As this will be the last article of 2017 I wanted to do something different and get away from my typical how-to guides (rest assured I will continue doing them in 2018). Over the past year, I have engaged in a lot of conversation with many large organizations looking to adopt or increase their container footprint. In this article I will share my thoughts on what I have learned from those discussions. We will discuss the impact of containers in large IT organizations. Understand the difference between container technology and container platform. Look into the integration points a container platform has into the existing IT landscape and finally discuss high-level architectural design ideas.
This article should serve as a good starting point for IT organizations trying to understand how to go about adopting container technology in their organization.
Impact of Containers in Large IT Organizations
Containers are of course just a technology, but it is a technology at the center of the DevOps movement. When talking about the impact of containers we also must discuss DevOps. Currently about 70% of development teams are using agile principles. However only about 30% of operations teams are using those same principles. This is unfortunately a major gap and a huge challenge for the enterprise. To understand things further, we need to take a closer look into how many IT organizations mange service.
A large majority of enterprise IT organizations are using ITIL (a framework for IT service management). One of the key processes in ITIL is of course change management. In many organizations change management is a painful process involving meetings, approvals and getting things done can at times, feel like pulling teeth. This is not the fault of ITIL or even IT but rather the application architectures of the past and how ITIL processes were implemented to deal with those monolithic dragons. Basically for the last 20 years, developers have been throwing code over the wall to their ops colleagues who in turn, had to deploy the code on infrastructure that differed in every way imaginable from that of where application testing occurred. The result was a lot of trial and error and certainly lots of frustration. ITIL however helped safeguard the process of change in such a chaotic environment so that a service could still meet its SLA.
Today developers are not only adopting agile but practices like continuous delivery, creating incredibly fast release cycles (change) and operations simply cannot keep up and even if they could a developer releases a new version in a day, where the ITIL change process (without complete automation) may take multiple days or even weeks. As such, how can a large IT organization move forward given this situation?
Well one view that got a lot of traction from Gartner (Bi-modal IT) is one option. Basically your current IT is for running stable, long running applications that don't change much where the current processes, structure and culture fit (mode 1).

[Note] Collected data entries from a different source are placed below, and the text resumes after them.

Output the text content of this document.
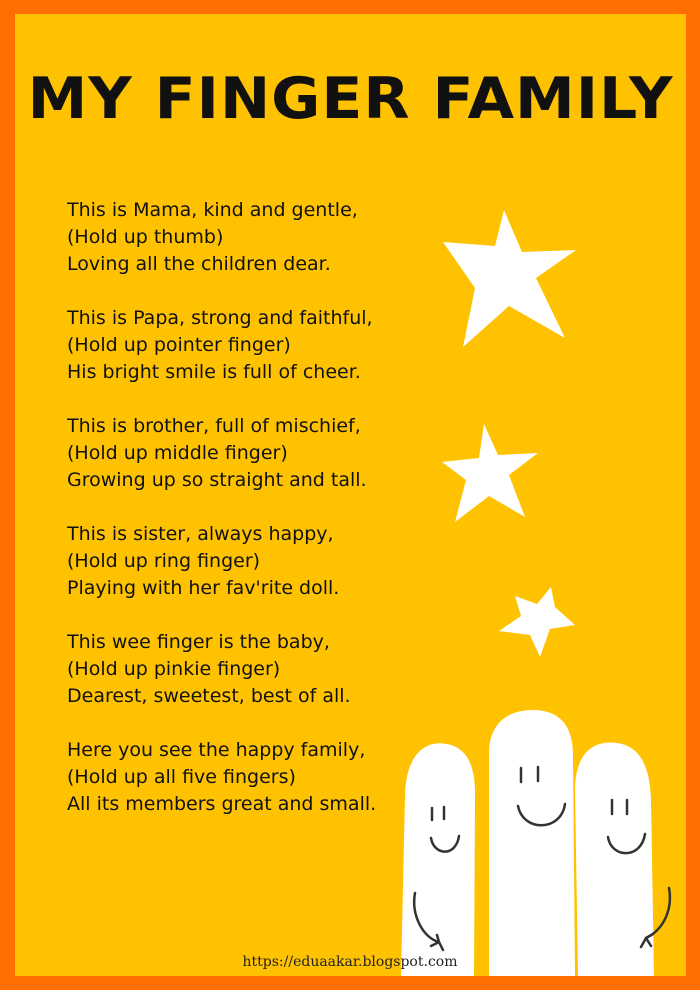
MY FINGER FAMILY
This is Mama, kind and gentle,
(Hold up thumb)
Loving all the children dear.
This is Papa, strong and faithful,
(Hold up pointer finger)
His bright smile is full of cheer.
This is brother, full of mischief,
(Hold up middle finger)
Growing up so straight and tall.
This is sister, always happy,
(Hold up ring finger)
Playing with her fav'rite doll.
This wee finger is the baby,
(Hold up pinkie finger)
Dearest, sweetest, best of all.
Here you see the happy family,
(Hold up all five fingers)
All its members great and small.
https://eduaakar.blogspot.com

A new organization is created that adds capability for fast releasing, innovative, agile applications (mode 2). In fact this is what many organizations have chosen to do and why we now see entire new organizations in enterprises called *something* "Digitalization". Makes sense but is this the right approach?
I don't think so, let's be honest, it is very short sighted. We talk a lot about digital transformation, but how is creating a new organization a transformation? Yes it will produce some short-term results and provide a bi-modal capability (if you want to call i that) but at what cost? You now are running two independent IT organizations, that probably don't talk to each other, are completely isolated and services, resources, knowledge between these organizations aren't leveraged. Worse your new bi-modal organization isn't leveraging past 20 years of expertise in running IT. To put it another way, you are forking your IT organization.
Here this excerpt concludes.